I’ve taken note of Army Wives, a Lifetime drama about the wives of Army soldiers and the bonds they form and the hardships they face. I’m still at odds as to what I think of this television series. I seem to be hooked, and can’t pull myself away whenever it’s on. I am not sure if I am stricken with interest because of the unbelievable melodramatics or because in the heart of the situation there are quotes and ideas that are similar to my life. By now, this military life has become normal even though I haven’t been in the life as long as my husband or many other military families. However, by normal, I mean that it’s just a part of life and a way for us to be able to make mortgage payments and to feed and clothe our children. I am not demeaning my husband’s job in the slightest sense, but we are just ordinary folks situated in less than the “average” situation. I get told often that “I don’t know how you do it” and I think to myself, “because that’s life.”

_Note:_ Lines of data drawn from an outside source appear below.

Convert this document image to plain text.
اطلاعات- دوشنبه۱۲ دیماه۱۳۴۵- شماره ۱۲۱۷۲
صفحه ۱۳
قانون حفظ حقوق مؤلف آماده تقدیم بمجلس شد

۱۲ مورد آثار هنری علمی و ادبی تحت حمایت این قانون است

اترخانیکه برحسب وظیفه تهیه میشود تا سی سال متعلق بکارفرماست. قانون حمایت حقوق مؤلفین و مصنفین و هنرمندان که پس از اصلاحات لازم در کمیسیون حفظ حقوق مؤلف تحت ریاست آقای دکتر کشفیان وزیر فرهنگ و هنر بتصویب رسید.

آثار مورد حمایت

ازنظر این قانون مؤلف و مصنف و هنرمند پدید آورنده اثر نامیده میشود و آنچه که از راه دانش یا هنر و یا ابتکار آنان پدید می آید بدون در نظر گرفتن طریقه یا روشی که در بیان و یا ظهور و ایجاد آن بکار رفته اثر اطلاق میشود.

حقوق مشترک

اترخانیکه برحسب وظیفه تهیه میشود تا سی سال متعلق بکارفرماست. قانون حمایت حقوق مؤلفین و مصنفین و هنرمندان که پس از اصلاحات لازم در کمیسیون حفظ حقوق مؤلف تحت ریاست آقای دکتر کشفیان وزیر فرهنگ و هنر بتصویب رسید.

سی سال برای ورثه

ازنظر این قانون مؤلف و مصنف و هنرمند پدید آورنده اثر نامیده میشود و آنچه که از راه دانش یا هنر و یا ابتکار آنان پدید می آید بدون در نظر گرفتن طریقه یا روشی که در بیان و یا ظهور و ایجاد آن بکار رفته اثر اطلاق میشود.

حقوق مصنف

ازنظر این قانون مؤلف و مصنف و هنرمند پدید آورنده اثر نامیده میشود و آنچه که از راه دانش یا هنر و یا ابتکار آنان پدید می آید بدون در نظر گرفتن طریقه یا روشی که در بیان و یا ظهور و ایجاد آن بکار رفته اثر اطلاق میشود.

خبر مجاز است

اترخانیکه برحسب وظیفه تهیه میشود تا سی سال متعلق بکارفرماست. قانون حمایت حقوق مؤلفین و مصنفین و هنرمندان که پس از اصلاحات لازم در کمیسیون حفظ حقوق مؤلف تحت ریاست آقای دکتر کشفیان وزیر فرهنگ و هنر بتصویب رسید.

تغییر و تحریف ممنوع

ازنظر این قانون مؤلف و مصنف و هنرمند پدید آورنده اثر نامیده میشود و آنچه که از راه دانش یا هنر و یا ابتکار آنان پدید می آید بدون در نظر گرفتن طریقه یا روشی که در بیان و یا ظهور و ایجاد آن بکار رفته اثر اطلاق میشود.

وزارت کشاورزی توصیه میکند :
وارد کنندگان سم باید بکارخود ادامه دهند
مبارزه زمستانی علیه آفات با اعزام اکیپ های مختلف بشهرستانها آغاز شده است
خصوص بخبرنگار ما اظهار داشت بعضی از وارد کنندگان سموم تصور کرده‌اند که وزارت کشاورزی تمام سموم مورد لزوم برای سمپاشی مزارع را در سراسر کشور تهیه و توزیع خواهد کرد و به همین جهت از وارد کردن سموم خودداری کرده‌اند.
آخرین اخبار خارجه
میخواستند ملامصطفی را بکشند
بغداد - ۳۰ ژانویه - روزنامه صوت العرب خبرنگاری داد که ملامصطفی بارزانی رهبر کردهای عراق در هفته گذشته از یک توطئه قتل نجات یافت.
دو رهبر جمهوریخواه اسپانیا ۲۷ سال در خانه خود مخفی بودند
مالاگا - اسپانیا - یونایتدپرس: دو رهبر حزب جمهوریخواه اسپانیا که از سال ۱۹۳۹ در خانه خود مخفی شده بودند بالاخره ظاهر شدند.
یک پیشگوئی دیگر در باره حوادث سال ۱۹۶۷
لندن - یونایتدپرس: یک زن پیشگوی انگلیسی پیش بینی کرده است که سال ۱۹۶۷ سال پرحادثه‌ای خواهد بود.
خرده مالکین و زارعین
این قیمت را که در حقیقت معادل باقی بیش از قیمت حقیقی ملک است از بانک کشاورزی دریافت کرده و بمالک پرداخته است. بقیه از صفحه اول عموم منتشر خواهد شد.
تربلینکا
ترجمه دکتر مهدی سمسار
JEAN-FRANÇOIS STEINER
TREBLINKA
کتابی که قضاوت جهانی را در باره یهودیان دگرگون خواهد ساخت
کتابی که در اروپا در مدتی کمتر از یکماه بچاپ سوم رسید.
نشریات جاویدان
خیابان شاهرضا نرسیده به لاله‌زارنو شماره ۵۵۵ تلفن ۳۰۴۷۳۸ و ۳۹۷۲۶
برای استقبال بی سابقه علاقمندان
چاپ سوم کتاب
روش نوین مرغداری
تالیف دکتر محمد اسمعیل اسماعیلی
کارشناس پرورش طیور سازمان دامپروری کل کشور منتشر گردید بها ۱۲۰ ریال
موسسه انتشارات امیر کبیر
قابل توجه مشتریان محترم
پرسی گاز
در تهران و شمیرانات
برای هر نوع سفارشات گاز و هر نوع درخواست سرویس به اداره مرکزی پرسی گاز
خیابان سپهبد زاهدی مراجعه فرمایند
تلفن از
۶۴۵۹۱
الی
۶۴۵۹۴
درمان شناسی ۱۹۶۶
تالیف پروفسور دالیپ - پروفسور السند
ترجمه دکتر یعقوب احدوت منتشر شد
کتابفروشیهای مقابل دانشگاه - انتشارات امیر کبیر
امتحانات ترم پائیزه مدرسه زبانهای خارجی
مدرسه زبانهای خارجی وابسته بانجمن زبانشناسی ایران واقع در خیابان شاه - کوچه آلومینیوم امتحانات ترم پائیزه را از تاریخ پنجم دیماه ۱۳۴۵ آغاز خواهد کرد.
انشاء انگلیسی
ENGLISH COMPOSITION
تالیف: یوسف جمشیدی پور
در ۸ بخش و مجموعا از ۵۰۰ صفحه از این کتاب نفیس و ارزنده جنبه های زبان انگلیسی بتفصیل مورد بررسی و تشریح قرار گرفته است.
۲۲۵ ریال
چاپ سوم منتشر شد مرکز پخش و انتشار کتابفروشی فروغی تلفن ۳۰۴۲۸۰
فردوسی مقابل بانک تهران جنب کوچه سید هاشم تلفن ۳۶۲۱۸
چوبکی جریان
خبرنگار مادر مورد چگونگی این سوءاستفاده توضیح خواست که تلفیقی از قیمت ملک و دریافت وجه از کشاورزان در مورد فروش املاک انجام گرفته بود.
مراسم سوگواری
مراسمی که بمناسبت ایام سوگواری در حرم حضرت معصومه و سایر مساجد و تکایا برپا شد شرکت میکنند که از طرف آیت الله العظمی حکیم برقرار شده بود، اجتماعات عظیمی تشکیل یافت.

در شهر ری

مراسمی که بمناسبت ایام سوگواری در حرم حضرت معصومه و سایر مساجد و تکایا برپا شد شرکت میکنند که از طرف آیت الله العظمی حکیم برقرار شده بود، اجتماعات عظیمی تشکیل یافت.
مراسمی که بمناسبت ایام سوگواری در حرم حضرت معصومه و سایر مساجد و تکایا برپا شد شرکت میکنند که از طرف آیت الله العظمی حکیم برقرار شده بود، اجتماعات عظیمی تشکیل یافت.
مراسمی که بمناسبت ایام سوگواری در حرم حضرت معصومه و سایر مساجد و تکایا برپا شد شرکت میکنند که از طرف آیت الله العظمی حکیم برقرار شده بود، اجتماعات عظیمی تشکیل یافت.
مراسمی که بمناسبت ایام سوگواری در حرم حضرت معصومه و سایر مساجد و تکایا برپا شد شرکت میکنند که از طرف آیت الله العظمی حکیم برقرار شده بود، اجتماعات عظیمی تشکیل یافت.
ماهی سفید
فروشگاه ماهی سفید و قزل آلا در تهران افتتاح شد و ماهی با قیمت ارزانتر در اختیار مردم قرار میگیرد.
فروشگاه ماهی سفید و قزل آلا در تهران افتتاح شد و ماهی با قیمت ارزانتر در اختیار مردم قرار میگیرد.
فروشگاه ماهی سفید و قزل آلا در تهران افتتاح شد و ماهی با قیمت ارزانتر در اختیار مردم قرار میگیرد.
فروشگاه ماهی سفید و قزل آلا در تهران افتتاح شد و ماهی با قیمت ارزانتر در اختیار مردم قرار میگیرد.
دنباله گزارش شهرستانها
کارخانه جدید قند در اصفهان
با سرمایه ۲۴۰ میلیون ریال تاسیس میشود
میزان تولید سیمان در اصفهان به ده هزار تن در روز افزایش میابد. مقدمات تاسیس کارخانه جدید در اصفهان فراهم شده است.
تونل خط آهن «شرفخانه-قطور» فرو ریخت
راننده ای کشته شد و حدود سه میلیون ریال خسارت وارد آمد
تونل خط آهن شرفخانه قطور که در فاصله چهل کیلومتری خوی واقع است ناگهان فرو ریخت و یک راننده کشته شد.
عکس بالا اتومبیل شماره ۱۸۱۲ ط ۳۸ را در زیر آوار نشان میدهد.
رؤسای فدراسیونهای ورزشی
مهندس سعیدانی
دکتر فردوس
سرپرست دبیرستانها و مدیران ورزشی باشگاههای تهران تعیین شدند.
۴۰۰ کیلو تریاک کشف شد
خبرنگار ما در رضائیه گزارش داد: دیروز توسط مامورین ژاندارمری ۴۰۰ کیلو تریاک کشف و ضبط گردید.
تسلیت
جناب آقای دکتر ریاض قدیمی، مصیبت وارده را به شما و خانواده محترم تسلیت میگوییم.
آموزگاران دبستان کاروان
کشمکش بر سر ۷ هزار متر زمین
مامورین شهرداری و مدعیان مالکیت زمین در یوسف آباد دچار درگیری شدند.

In regards to the television series, I know that real life isn’t that dramatic, but then I have to chuckle at the dramatics of my own life. The whirlwind way my husband and I reconnected after the three years after we graduated high school together, which is a story worthy of becoming a great novel in my opinion. Then there’s our daughter being born in the bathroom of our little home in Kansas, and the fact that my husband tied her umbilical cord off with 5-50cord or the string of bad luck I’ve had since my husband’s deployment. I tend to remember that true life is stranger than fiction, so once again I am unsure of how I feel about Hollywood putting it’s two cents into the lives of military families. Should I be thankful that there is light finally put on military spouses and the sacrifices they face? Absolutely, but I can’t help to wonder what agenda this little drama has in store for the future. Perhaps I am cynical in regards to Hollywood, but I still can’t help to keep my television locked onto the show whenever it’s on. Even though, I feel sadness overcome me when I think of my husband far away from me. And perhaps that's what really perplexes me, the fact that even though this show fights to show the real situations we all go through as military wives, those on the outside of military live will never fully understand what our lives truly feel like.
So, as a side note....love you baby!!! Miss you!!!